Judaism has associated Har Habayit with significance since its inception. Several sources claim that God started constructing the world from this location. He made the earth his home during the creation narrative and used it to create Adam and Eve. King Solomon later constructed a Temple there in 957 BCE, which turned into a significant hub for Jewish life in Jerusalem and a guidepost for travelers from all over the world. This First Temple stood until the Second Temple was built in 515 BCE. However, this temple would not exist for very long either; in 70 CE, the Romans demolished it after seizing Jerusalem during one of their operations against Judaea.

Following the Muslim conquest of Jerusalem, a gold-domed shrine named Dome of the Rock and a companion mosque called Al Aqsa Mosque were erected over the locations of the two temples. It now serves as a significant Muslim pilgrimage site as well as a way to remember how Judaism formerly had ties to this region. Although some Jews have attempted to recapture portions of Har Habayit in recent years with varied degrees of success, none have been able to entirely restore it to its previous splendor.

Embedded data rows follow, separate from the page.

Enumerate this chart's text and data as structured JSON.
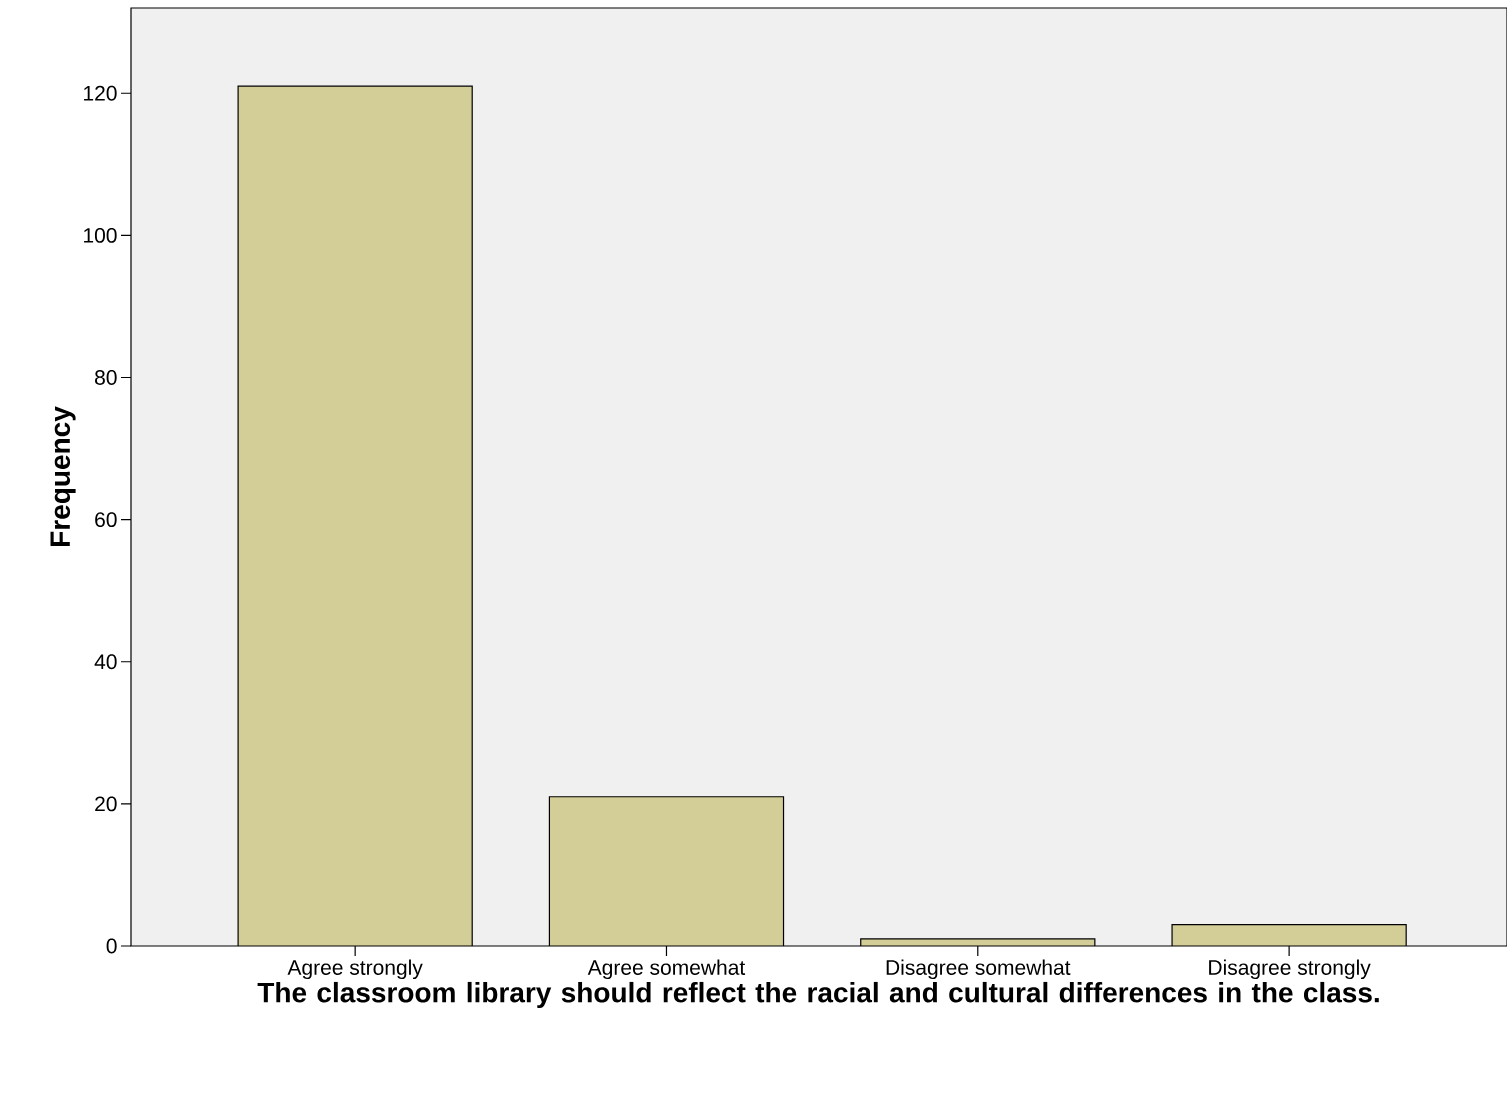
{
  "chart_data": {
    "type": "bar",
    "xlabel": "The classroom library should reflect the racial and cultural differences in the class.",
    "ylabel": "Frequency",
    "categories": [
      "Agree strongly",
      "Agree somewhat",
      "Disagree somewhat",
      "Disagree strongly"
    ],
    "values": [
      121,
      21,
      1,
      3
    ],
    "color": "#d3cd97",
    "ylim": [
      0,
      132
    ],
    "yticks": [
      0,
      20,
      40,
      60,
      80,
      100,
      120
    ]
  }
}
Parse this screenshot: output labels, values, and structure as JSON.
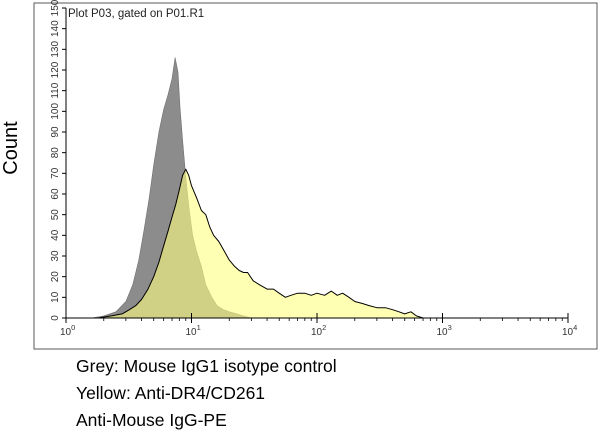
{
  "chart_data": {
    "type": "area",
    "title": "Plot P03, gated on P01.R1",
    "xlabel": "",
    "ylabel": "Count",
    "x_scale": "log",
    "xlim": [
      1,
      10000
    ],
    "ylim": [
      0,
      150
    ],
    "x_ticks": [
      1,
      10,
      100,
      1000,
      10000
    ],
    "x_tick_labels": [
      {
        "base": "10",
        "exp": "0"
      },
      {
        "base": "10",
        "exp": "1"
      },
      {
        "base": "10",
        "exp": "2"
      },
      {
        "base": "10",
        "exp": "3"
      },
      {
        "base": "10",
        "exp": "4"
      }
    ],
    "y_ticks": [
      0,
      10,
      20,
      30,
      40,
      50,
      60,
      70,
      80,
      90,
      100,
      110,
      120,
      130,
      140,
      150
    ],
    "y_tick_labels": [
      "0",
      "10",
      "20",
      "30",
      "40",
      "50",
      "60",
      "70",
      "80",
      "90",
      "100",
      "110",
      "120",
      "130",
      "140",
      "150"
    ],
    "grid": false,
    "series": [
      {
        "color": "#8c8c8c",
        "x": [
          1.6,
          2.0,
          2.5,
          3.0,
          3.4,
          3.8,
          4.2,
          4.6,
          5.0,
          5.5,
          6.0,
          6.5,
          7.0,
          7.4,
          7.8,
          8.1,
          8.5,
          9.0,
          9.6,
          10.2,
          11.0,
          12.0,
          13.0,
          14.5,
          16.0,
          18.0,
          20.0,
          23.0,
          26.0,
          30.0
        ],
        "values": [
          0,
          1,
          3,
          8,
          16,
          28,
          43,
          58,
          74,
          90,
          101,
          108,
          116,
          126,
          119,
          102,
          86,
          68,
          52,
          40,
          32,
          25,
          16,
          10,
          6,
          4,
          3,
          2,
          1,
          0
        ]
      },
      {
        "color": "#ffff80",
        "x": [
          1.8,
          2.3,
          2.8,
          3.2,
          3.6,
          4.0,
          4.5,
          5.0,
          5.5,
          6.0,
          6.5,
          7.0,
          7.5,
          8.0,
          8.5,
          9.0,
          9.5,
          10.0,
          11.0,
          12.0,
          13.0,
          14.0,
          15.0,
          16.5,
          18.0,
          20.0,
          22.0,
          24.0,
          26.0,
          28.0,
          31.0,
          35.0,
          40.0,
          45.0,
          50.0,
          56.0,
          62.0,
          70.0,
          80.0,
          90.0,
          100.0,
          115.0,
          130.0,
          145.0,
          160.0,
          180.0,
          200.0,
          230.0,
          260.0,
          300.0,
          350.0,
          400.0,
          450.0,
          500.0,
          560.0,
          620.0,
          700.0
        ],
        "values": [
          0,
          1,
          2,
          4,
          6,
          9,
          14,
          20,
          27,
          35,
          42,
          49,
          55,
          62,
          69,
          72,
          69,
          64,
          58,
          52,
          50,
          44,
          40,
          37,
          33,
          28,
          25,
          23,
          22,
          22,
          18,
          16,
          14,
          14,
          12,
          10,
          11,
          12,
          12,
          11,
          12,
          11,
          13,
          11,
          12,
          10,
          8,
          7,
          6,
          5,
          5,
          4,
          3,
          2,
          3,
          1,
          0
        ]
      }
    ]
  },
  "caption": {
    "line1": "Grey: Mouse IgG1 isotype control",
    "line2": "Yellow: Anti-DR4/CD261",
    "line3": "Anti-Mouse IgG-PE"
  }
}
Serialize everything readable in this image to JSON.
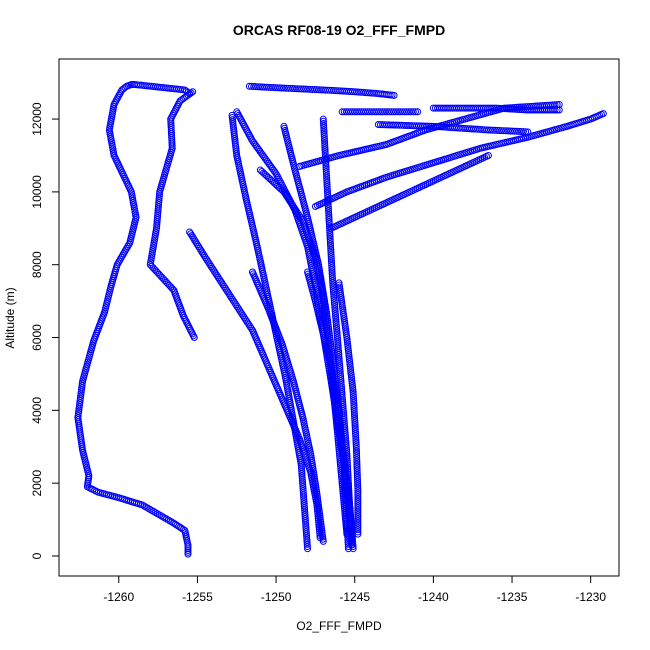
{
  "chart_data": {
    "type": "scatter",
    "title": "ORCAS RF08-19 O2_FFF_FMPD",
    "xlabel": "O2_FFF_FMPD",
    "ylabel": "Altitude (m)",
    "xlim": [
      -1263.8,
      -1228.2
    ],
    "ylim": [
      -550,
      13650
    ],
    "xticks": [
      -1260,
      -1255,
      -1250,
      -1245,
      -1240,
      -1235,
      -1230
    ],
    "yticks": [
      0,
      2000,
      4000,
      6000,
      8000,
      10000,
      12000
    ],
    "marker": "open-circle",
    "color": "#0000ff",
    "grid": false,
    "series": [
      {
        "x": [
          -1255.6,
          -1255.6,
          -1255.8,
          -1256.5,
          -1257.3,
          -1258.5,
          -1260.0,
          -1261.3,
          -1262.0,
          -1261.9,
          -1262.3,
          -1262.6,
          -1262.3,
          -1261.6,
          -1260.9,
          -1260.5,
          -1260.1,
          -1259.3,
          -1258.9,
          -1259.2,
          -1260.3,
          -1260.6,
          -1260.3,
          -1259.8,
          -1259.5,
          -1259.2,
          -1259.0,
          -1255.8,
          -1255.5
        ],
        "y": [
          50,
          300,
          700,
          900,
          1100,
          1400,
          1600,
          1750,
          1900,
          2200,
          2900,
          3800,
          4800,
          5900,
          6700,
          7400,
          8000,
          8600,
          9300,
          10000,
          11000,
          11700,
          12400,
          12800,
          12900,
          12950,
          12950,
          12800,
          12700
        ]
      },
      {
        "x": [
          -1255.3,
          -1256.1,
          -1256.7,
          -1256.6,
          -1257.4,
          -1257.6,
          -1258.0,
          -1256.5,
          -1255.9,
          -1255.2
        ],
        "y": [
          12750,
          12500,
          12000,
          11200,
          10000,
          9000,
          8000,
          7300,
          6600,
          6000
        ]
      },
      {
        "x": [
          -1255.5,
          -1254.5,
          -1253.0,
          -1251.5,
          -1250.5,
          -1249.5,
          -1248.5,
          -1247.8,
          -1247.4,
          -1247.2
        ],
        "y": [
          8900,
          8200,
          7200,
          6200,
          5200,
          4200,
          3200,
          2300,
          1400,
          500
        ]
      },
      {
        "x": [
          -1252.8,
          -1252.5,
          -1251.9,
          -1251.2,
          -1250.6,
          -1250.0,
          -1249.4,
          -1248.9,
          -1248.4,
          -1248.0
        ],
        "y": [
          12100,
          11000,
          9800,
          8500,
          7300,
          6100,
          4900,
          3700,
          2500,
          200
        ]
      },
      {
        "x": [
          -1251.7,
          -1249.5,
          -1247.0,
          -1245.0,
          -1243.5,
          -1242.5
        ],
        "y": [
          12900,
          12850,
          12800,
          12750,
          12700,
          12650
        ]
      },
      {
        "x": [
          -1252.5,
          -1251.5,
          -1250.0,
          -1248.8,
          -1248.0,
          -1247.5,
          -1247.0,
          -1246.5,
          -1246.0,
          -1245.5,
          -1245.2
        ],
        "y": [
          12200,
          11400,
          10500,
          9500,
          8500,
          7400,
          6100,
          4800,
          3400,
          2000,
          300
        ]
      },
      {
        "x": [
          -1249.5,
          -1248.8,
          -1248.0,
          -1247.3,
          -1246.8,
          -1246.4,
          -1246.0,
          -1245.7,
          -1245.4
        ],
        "y": [
          11800,
          10600,
          9300,
          8000,
          6700,
          5400,
          4000,
          2600,
          200
        ]
      },
      {
        "x": [
          -1247.0,
          -1246.8,
          -1246.6,
          -1246.4,
          -1246.1,
          -1245.8,
          -1245.5,
          -1245.2
        ],
        "y": [
          12000,
          10500,
          9000,
          7500,
          6000,
          4400,
          2800,
          400
        ]
      },
      {
        "x": [
          -1245.8,
          -1243.5,
          -1241.0
        ],
        "y": [
          12200,
          12200,
          12200
        ]
      },
      {
        "x": [
          -1248.5,
          -1246.0,
          -1243.0,
          -1240.5,
          -1238.0,
          -1235.5,
          -1232.0
        ],
        "y": [
          10700,
          11000,
          11300,
          11700,
          12000,
          12300,
          12400
        ]
      },
      {
        "x": [
          -1247.5,
          -1245.5,
          -1243.0,
          -1240.0,
          -1237.0,
          -1234.0,
          -1231.5,
          -1230.0,
          -1229.2
        ],
        "y": [
          9600,
          10000,
          10400,
          10800,
          11200,
          11500,
          11800,
          12000,
          12150
        ]
      },
      {
        "x": [
          -1246.5,
          -1244.0,
          -1241.5,
          -1239.0,
          -1236.5
        ],
        "y": [
          9000,
          9500,
          10000,
          10500,
          11000
        ]
      },
      {
        "x": [
          -1240.0,
          -1238.0,
          -1236.0,
          -1234.0,
          -1232.0
        ],
        "y": [
          12300,
          12300,
          12300,
          12250,
          12250
        ]
      },
      {
        "x": [
          -1243.5,
          -1240.0,
          -1236.5,
          -1234.0
        ],
        "y": [
          11850,
          11800,
          11700,
          11650
        ]
      },
      {
        "x": [
          -1248.0,
          -1247.5,
          -1247.0,
          -1246.5,
          -1246.2,
          -1245.9,
          -1245.6,
          -1245.3,
          -1245.1
        ],
        "y": [
          7800,
          7000,
          6100,
          5200,
          4300,
          3400,
          2400,
          1300,
          200
        ]
      },
      {
        "x": [
          -1251.5,
          -1250.5,
          -1249.6,
          -1248.9,
          -1248.3,
          -1247.8,
          -1247.4,
          -1247.0
        ],
        "y": [
          7800,
          6800,
          5800,
          4800,
          3800,
          2800,
          1700,
          400
        ]
      },
      {
        "x": [
          -1246.0,
          -1245.5,
          -1245.1,
          -1244.9,
          -1244.8,
          -1244.8
        ],
        "y": [
          7500,
          6000,
          4500,
          3000,
          1800,
          600
        ]
      },
      {
        "x": [
          -1251.0,
          -1249.5,
          -1248.3,
          -1247.5,
          -1247.0,
          -1246.7,
          -1246.4,
          -1246.1,
          -1245.8,
          -1245.5
        ],
        "y": [
          10600,
          10000,
          9200,
          8200,
          7100,
          5900,
          4700,
          3400,
          2000,
          600
        ]
      }
    ]
  }
}
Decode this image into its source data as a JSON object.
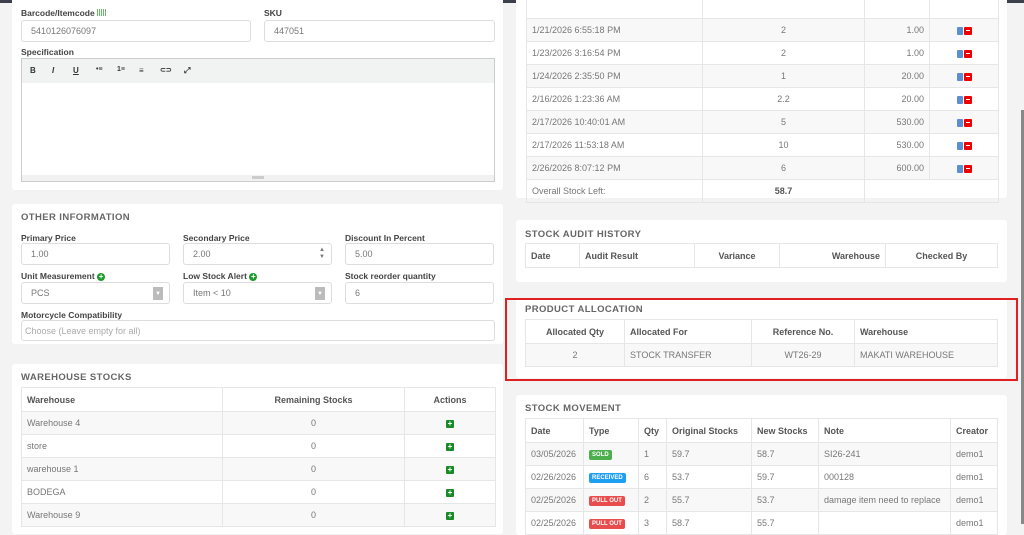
{
  "product": {
    "barcode_label": "Barcode/Itemcode",
    "barcode_value": "5410126076097",
    "sku_label": "SKU",
    "sku_value": "447051",
    "spec_label": "Specification",
    "toolbar": [
      "B",
      "I",
      "U",
      "•≡",
      "1≡",
      "≡",
      "⊂⊃",
      "⤢"
    ]
  },
  "other_info": {
    "title": "OTHER INFORMATION",
    "primary_price_label": "Primary Price",
    "primary_price": "1.00",
    "secondary_price_label": "Secondary Price",
    "secondary_price": "2.00",
    "discount_label": "Discount In Percent",
    "discount": "5.00",
    "unit_label": "Unit Measurement",
    "unit": "PCS",
    "low_stock_label": "Low Stock Alert",
    "low_stock": "Item < 10",
    "reorder_label": "Stock reorder quantity",
    "reorder": "6",
    "moto_label": "Motorcycle Compatibility",
    "moto_placeholder": "Choose (Leave empty for all)"
  },
  "warehouse_stocks": {
    "title": "WAREHOUSE STOCKS",
    "headers": [
      "Warehouse",
      "Remaining Stocks",
      "Actions"
    ],
    "rows": [
      [
        "Warehouse 4",
        "0"
      ],
      [
        "store",
        "0"
      ],
      [
        "warehouse 1",
        "0"
      ],
      [
        "BODEGA",
        "0"
      ],
      [
        "Warehouse 9",
        "0"
      ]
    ]
  },
  "stock_batches": {
    "rows": [
      [
        "1/21/2026 6:55:18 PM",
        "2",
        "1.00"
      ],
      [
        "1/23/2026 3:16:54 PM",
        "2",
        "1.00"
      ],
      [
        "1/24/2026 2:35:50 PM",
        "1",
        "20.00"
      ],
      [
        "2/16/2026 1:23:36 AM",
        "2.2",
        "20.00"
      ],
      [
        "2/17/2026 10:40:01 AM",
        "5",
        "530.00"
      ],
      [
        "2/17/2026 11:53:18 AM",
        "10",
        "530.00"
      ],
      [
        "2/26/2026 8:07:12 PM",
        "6",
        "600.00"
      ]
    ],
    "total_label": "Overall Stock Left:",
    "total": "58.7"
  },
  "audit": {
    "title": "STOCK AUDIT HISTORY",
    "headers": [
      "Date",
      "Audit Result",
      "Variance",
      "Warehouse",
      "Checked By"
    ]
  },
  "allocation": {
    "title": "PRODUCT ALLOCATION",
    "headers": [
      "Allocated Qty",
      "Allocated For",
      "Reference No.",
      "Warehouse"
    ],
    "rows": [
      [
        "2",
        "STOCK TRANSFER",
        "WT26-29",
        "MAKATI WAREHOUSE"
      ]
    ],
    "highlight_color": "#e02020"
  },
  "movement": {
    "title": "STOCK MOVEMENT",
    "headers": [
      "Date",
      "Type",
      "Qty",
      "Original Stocks",
      "New Stocks",
      "Note",
      "Creator"
    ],
    "rows": [
      {
        "date": "03/05/2026",
        "type": "SOLD",
        "color": "#4cae4c",
        "qty": "1",
        "orig": "59.7",
        "new": "58.7",
        "note": "SI26-241",
        "creator": "demo1"
      },
      {
        "date": "02/26/2026",
        "type": "RECEIVED",
        "color": "#1e9ff2",
        "qty": "6",
        "orig": "53.7",
        "new": "59.7",
        "note": "000128",
        "creator": "demo1"
      },
      {
        "date": "02/25/2026",
        "type": "PULL OUT",
        "color": "#e84c4c",
        "qty": "2",
        "orig": "55.7",
        "new": "53.7",
        "note": "damage item need to replace",
        "creator": "demo1"
      },
      {
        "date": "02/25/2026",
        "type": "PULL OUT",
        "color": "#e84c4c",
        "qty": "3",
        "orig": "58.7",
        "new": "55.7",
        "note": "",
        "creator": "demo1"
      }
    ]
  }
}
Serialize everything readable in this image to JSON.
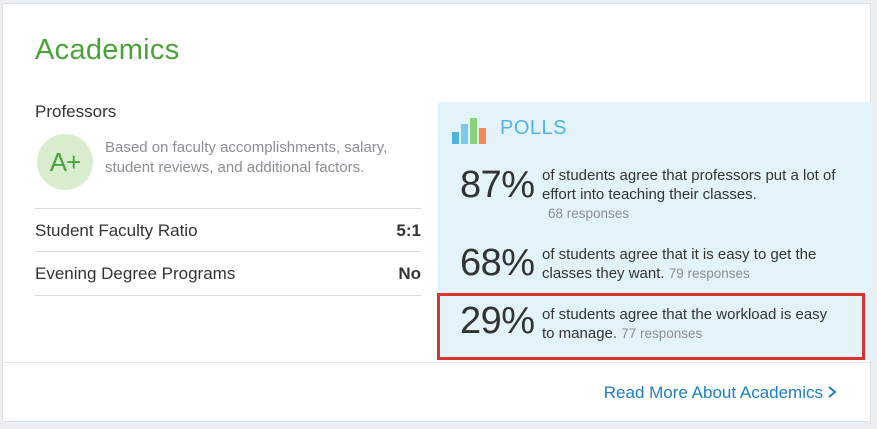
{
  "section": {
    "title": "Academics"
  },
  "professors": {
    "label": "Professors",
    "grade": "A+",
    "description": "Based on faculty accomplishments, salary, student reviews, and additional factors."
  },
  "facts": [
    {
      "label": "Student Faculty Ratio",
      "value": "5:1"
    },
    {
      "label": "Evening Degree Programs",
      "value": "No"
    }
  ],
  "polls": {
    "title": "POLLS",
    "icon": "bar-chart-icon",
    "items": [
      {
        "percent": "87%",
        "text": "of students agree that professors put a lot of effort into teaching their classes.",
        "responses": "68 responses"
      },
      {
        "percent": "68%",
        "text": "of students agree that it is easy to get the classes they want.",
        "responses": "79 responses"
      },
      {
        "percent": "29%",
        "text": "of students agree that the workload is easy to manage.",
        "responses": "77 responses"
      }
    ]
  },
  "footer": {
    "link_label": "Read More About Academics"
  },
  "colors": {
    "title_green": "#4aa33a",
    "polls_bg": "#e2f3fa",
    "polls_title": "#4fb4e5",
    "link_blue": "#1f7dc1",
    "highlight_red": "#e03131"
  }
}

Even though many areas of Jewish life have changed since these two temples were destroyed, many still look for ways to honor their close ties to them and their illustrious past. One way some Jews do this is by learning how to recite various passages from customary morning prayers, which serves to remind them of the connection between their lives and the great city of Zion and its holy mountain, Har Habayit, which once housed two magnificent temples. Jews living today can only speculate as to what once existed inside those walls.

The Third and Last Temple will be rebuilt at some point before Armageddon, according to Orthodox Judaism. At least some rabbinical authorities hold this belief, which would bring us full circle back to our historical link with the Temple Mount. The concept of remembering our past so we can move forward into the future — always looking ahead but never forgetting where we came from and where we want to go — remains vital, regardless of what one believes about rebuilding Har Habayit or if they even marks Tisha B’Av at all!